Dari tilikan sejarah ini, yang penting hendak dikemukakan adalah bahwa
kebiasaan berpuasa menyimpan makna dan hikmah perlunya kesadaran atas
pluralitas. Puasa bukanlah sesuatu yang orisinal berasal dari Islam. Islam
sebagai agama penyempurna sekadar memberikan ”sentuhan lain”. Misalnya,
kalau umat Nasrani pada waktu berpuasa melarang menggauli istrinya pada
malam hari, Islam membolehkan. Begitu juga bersangkut dengan anjuran sahur.



Itulah, Al Quran menambahi dengan kata-kata ”sebagaimana diwajibkan atas
orang-orang sebelumnya”. Jelas hal ini untuk menekankan pada umat Islam
pentingnya kesadaran pluralis. Kerendahhatian, saling menghormati, dan kasih
sayang menjadi fondasi bagi prosesi puasa.



Kebajikan public



Kesadaran untuk senantiasa menghargai pluralitas tentu saja tidak cuma
bertalian dengan eksternalitas adanya kebiasaan puasa pada umat beragama
lainnya. Pluralitas juga seharusnya dipahami dalam bingkai kejamakan
perilaku masyarakat. Secara internal, umat Islam sendiri secara quick count
berapa persen yang menjalankan puasa.



Belum lagi kalau ditelisik dalam konteks ”penghayatan” menjalaninya.
Terlebih, jikalau menggunakan istilah sufistik yang menyebutkan bahwa orang
berpuasa mempunyai tiga tingkatan, yaitu umum, khusus, dan paling khusus.
Kacamata sufistik ini menyodorkan tekanan pada privatisasi puasa.

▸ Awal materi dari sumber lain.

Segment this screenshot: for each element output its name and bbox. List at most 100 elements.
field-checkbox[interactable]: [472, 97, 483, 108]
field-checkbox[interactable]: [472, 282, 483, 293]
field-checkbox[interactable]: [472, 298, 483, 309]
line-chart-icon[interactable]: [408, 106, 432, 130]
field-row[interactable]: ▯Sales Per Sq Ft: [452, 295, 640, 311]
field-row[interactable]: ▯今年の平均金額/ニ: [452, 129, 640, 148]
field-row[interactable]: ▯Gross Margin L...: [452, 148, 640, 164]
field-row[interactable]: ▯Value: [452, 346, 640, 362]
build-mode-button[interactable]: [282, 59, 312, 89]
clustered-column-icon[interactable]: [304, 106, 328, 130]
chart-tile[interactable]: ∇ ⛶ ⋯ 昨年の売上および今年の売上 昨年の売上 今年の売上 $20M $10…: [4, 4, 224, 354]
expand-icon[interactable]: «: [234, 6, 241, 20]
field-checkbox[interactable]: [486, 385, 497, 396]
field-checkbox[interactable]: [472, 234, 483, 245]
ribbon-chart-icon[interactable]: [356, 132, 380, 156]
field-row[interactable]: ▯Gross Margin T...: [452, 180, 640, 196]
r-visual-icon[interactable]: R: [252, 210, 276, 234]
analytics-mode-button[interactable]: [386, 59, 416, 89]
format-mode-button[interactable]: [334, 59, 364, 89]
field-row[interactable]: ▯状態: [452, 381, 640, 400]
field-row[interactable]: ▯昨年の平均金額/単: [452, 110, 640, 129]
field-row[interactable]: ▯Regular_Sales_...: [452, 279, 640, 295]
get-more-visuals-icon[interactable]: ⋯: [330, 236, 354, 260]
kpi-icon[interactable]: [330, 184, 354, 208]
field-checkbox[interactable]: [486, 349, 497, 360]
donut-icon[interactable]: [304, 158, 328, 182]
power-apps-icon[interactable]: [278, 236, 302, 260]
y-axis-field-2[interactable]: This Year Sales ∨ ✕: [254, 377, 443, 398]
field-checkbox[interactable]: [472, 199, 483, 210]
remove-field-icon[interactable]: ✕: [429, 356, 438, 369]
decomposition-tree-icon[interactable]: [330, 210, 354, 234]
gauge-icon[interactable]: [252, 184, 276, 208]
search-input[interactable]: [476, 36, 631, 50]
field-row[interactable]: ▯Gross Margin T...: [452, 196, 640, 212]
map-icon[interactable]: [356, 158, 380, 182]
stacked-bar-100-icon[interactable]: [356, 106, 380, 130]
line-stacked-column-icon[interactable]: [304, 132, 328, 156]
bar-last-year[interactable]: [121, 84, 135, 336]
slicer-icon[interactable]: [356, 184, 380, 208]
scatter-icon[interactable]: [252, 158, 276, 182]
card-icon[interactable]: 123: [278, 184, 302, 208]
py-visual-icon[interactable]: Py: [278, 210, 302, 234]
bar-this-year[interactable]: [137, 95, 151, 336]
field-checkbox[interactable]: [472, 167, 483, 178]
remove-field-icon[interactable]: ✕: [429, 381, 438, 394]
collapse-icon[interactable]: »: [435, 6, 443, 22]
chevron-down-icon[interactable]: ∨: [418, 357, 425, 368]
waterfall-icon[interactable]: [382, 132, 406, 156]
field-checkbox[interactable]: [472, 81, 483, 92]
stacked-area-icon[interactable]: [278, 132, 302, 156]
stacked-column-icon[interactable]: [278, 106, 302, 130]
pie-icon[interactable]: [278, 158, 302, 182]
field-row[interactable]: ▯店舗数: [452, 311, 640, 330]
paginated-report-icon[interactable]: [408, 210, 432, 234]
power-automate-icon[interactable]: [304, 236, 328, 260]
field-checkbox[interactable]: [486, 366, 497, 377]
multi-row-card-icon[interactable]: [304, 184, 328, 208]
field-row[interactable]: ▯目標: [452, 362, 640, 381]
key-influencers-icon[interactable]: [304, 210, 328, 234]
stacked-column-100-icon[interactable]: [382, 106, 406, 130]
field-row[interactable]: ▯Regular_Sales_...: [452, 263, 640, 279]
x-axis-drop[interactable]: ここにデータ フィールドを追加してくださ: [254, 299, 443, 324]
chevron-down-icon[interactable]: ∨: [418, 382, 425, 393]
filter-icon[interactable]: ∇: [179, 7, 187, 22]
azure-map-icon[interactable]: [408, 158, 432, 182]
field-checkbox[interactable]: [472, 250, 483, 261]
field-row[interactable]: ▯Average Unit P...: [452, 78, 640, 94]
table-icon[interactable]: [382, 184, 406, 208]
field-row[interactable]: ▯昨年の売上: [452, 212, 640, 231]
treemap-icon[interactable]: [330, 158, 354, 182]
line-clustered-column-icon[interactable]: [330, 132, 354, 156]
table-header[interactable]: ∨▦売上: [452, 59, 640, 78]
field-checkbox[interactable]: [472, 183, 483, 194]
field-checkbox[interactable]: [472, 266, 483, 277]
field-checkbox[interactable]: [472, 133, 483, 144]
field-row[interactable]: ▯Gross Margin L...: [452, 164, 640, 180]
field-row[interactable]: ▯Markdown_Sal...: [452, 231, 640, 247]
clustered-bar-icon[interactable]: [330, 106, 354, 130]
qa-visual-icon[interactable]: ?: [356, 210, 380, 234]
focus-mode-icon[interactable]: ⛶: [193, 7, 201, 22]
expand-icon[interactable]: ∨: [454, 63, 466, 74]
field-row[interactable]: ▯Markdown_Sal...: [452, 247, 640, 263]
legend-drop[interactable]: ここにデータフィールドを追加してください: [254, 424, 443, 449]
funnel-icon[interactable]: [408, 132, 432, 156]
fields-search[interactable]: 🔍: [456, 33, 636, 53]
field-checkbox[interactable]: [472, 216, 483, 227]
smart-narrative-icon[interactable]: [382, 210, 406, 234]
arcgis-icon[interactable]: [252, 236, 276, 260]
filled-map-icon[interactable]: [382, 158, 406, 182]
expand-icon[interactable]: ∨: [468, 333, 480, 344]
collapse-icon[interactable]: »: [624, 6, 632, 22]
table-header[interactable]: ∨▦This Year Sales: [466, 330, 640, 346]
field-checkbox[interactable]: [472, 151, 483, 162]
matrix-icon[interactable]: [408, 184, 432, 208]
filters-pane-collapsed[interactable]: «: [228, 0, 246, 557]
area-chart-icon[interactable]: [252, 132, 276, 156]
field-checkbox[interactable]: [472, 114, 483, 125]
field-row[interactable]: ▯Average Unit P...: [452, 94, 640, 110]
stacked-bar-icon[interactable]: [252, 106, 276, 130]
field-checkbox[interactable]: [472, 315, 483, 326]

Beranjak dari sini, sebenarnya umat Islam perlu makin menyadari bahwa
perintah berpuasa lebih terfokus pada penataan mental-spiritual individu.
Dari pengolahan individual ini akan memancarkan insan-insan yang
berkepribadian kuat, tidak mudah goyah oleh rayuan, berkarakter humanis dan
sosial dengan kian bersemangat untuk menolong sesama, solidaritas, dan
kebajikan publik. Terwujudnya tatanan sosial yang tertib perlu melalui
penataan secara individual terlebih dahulu.



Sebab itulah, di dalam Islam sangat dipentingkan adanya pelatihan diri
pribadi sebelum melakukan tindakan publik yang positif. Dalam Al Quran tegas
dinyatakan: ”Jagalah dirimu dan keluargamu dari api neraka”. Ayat ini
menunjukkan pentingnya penataan diri untuk menjadi pribadi yang berakhlak
luhur. Kewajiban berdakwah kepada orang harus berangkat dari penyempurnaan
akhlak pribadi dan dilakukan secara bijaksana.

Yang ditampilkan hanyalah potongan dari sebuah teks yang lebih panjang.